5. ‘When pigs fly’ – something that will never happen.
“When pigs fly she’ll tidy up her room.”

6. ‘To cost an arm and a leg’– something is very expensive.
“Fuel these days costs and arm and a leg.”

7. ‘A piece of cake’– something is very easy.
“The English test was a piece of cake.”

8. ‘Let the cat out of the bag’ – to accidentally reveal a secret.
“I let the cat out of the bag about their wedding plans.”

9. ‘To feel under the weather’ – to not feel well.
“I’m really feeling under the weather today; I have a terrible cold.”

10. ‘To kill two birds with one stone’ – to solve two problems at once.
“By taking my dad on holiday, I killed two birds with one stone.
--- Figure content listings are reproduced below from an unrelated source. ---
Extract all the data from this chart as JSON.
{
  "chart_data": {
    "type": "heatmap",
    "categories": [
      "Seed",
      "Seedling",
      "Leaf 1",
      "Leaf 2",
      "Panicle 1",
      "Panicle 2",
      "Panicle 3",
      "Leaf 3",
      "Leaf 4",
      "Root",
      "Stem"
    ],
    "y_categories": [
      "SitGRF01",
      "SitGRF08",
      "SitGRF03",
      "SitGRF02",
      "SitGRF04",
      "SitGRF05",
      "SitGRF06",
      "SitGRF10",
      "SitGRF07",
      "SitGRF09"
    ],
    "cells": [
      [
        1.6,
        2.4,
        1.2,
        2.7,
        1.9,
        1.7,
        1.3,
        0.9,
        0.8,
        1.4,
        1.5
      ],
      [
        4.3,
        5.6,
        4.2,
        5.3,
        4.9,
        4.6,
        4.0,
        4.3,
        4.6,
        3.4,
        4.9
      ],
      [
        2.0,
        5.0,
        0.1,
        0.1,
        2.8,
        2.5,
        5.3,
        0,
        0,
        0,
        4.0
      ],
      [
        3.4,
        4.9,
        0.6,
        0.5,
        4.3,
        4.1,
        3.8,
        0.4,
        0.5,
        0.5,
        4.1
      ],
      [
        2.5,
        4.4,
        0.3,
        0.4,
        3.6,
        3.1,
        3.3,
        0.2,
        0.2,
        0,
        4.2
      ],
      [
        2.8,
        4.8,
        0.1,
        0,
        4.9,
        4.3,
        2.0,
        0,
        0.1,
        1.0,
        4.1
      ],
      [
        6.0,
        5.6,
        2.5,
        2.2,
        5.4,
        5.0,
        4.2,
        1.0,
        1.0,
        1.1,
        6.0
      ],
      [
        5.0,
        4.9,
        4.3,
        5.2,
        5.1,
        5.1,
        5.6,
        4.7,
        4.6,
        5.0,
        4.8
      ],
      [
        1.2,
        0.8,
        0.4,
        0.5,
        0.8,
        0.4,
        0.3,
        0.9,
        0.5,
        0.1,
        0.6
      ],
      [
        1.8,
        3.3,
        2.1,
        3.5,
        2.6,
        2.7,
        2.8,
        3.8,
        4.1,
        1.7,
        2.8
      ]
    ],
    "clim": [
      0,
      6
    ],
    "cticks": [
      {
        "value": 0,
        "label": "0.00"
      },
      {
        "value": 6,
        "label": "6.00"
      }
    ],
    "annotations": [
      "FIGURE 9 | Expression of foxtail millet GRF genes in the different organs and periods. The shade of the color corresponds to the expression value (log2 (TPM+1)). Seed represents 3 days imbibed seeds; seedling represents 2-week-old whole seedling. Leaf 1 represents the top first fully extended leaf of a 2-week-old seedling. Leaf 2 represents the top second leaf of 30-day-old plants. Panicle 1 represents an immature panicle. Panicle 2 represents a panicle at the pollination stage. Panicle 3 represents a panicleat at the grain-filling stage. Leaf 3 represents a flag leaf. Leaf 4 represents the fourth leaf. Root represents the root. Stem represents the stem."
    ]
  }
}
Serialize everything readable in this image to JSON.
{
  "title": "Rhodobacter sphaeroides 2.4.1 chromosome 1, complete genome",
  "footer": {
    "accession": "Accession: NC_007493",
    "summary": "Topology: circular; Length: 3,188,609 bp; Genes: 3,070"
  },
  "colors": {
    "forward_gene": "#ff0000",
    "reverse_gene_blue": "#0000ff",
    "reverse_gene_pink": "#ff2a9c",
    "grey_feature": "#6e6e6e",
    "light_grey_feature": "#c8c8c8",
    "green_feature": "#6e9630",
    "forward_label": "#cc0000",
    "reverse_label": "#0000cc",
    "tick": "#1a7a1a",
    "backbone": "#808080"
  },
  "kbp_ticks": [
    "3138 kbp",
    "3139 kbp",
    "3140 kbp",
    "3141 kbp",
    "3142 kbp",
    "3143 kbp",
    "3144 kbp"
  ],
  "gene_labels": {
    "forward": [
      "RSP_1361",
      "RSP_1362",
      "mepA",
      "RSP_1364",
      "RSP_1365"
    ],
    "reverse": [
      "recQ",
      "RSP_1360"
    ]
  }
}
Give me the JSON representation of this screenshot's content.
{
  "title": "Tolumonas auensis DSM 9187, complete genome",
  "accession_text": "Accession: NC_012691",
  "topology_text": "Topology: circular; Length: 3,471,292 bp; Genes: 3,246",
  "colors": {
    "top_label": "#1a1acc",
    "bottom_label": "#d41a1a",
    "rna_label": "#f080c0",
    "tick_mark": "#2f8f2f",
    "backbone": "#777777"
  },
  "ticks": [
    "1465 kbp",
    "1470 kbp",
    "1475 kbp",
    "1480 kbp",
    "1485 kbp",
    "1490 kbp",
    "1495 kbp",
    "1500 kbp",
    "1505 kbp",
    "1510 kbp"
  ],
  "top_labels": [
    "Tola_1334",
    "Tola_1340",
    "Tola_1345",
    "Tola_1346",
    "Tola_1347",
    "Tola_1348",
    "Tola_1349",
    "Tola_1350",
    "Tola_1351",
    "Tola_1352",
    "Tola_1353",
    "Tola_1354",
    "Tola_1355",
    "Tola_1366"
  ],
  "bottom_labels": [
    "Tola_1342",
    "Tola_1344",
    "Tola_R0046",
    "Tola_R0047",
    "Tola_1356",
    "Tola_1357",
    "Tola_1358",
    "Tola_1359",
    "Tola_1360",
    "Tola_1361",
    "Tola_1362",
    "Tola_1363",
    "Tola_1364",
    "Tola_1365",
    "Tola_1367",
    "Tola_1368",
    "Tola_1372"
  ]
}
I got to go away but also spend time with him.”

11. ‘To cut corners’ – to do something badly or cheaply.
“They really cut corners when they built this bathroom; the shower is leaking.”

12. ‘To add insult to injury’ – to make a situation worse.
“To add insult to injury the car drove off without stopping after knocking me off my bike.”

13. ‘You can’t judge a book by its cover’ – to not judge someone or something based solely on appearance.
“I thought this no-brand bread would be horrible; turns out you can’t judge a book by its cover.”

14. ‘Break a leg’ – means ‘good luck’ (often said to actors before they go on stage).
“Break a leg Sam, I’m sure your performance will be great.”

15. ‘To hit the nail on the head’ – to describe exactly what is causing a situation or problem.
“He hit the nail on the head when he said this company needs more HR support.”

16. ‘A blessing in disguise’ – An misfortune that eventually results in something good happening later on.

17. ‘Call it a day’ – Stop working on something

18. ‘Let someone off the hook’ – To allow someone, who have been caught, to not be punished.

19. ‘No pain no gain’ – You have to work hard for something you want.

20. ‘Bite the bullet’ – Decide to do something unpleasant that you have avoiding doing.

21. ‘Getting a taste of your own medicine’ – Being treated the same unpleasant way you have treated others.

22. ‘Giving someone the cold shoulder’ – To ignore someone.

23. ‘The last straw’ – The final source of irritation for someone to finally lose patience.

24. ‘The elephant in the room’ – matter or problem that is obvious of great importance but that is not discussed openly.

25. ‘Stealing someones thunder’ – Taking credit for someone else achievements.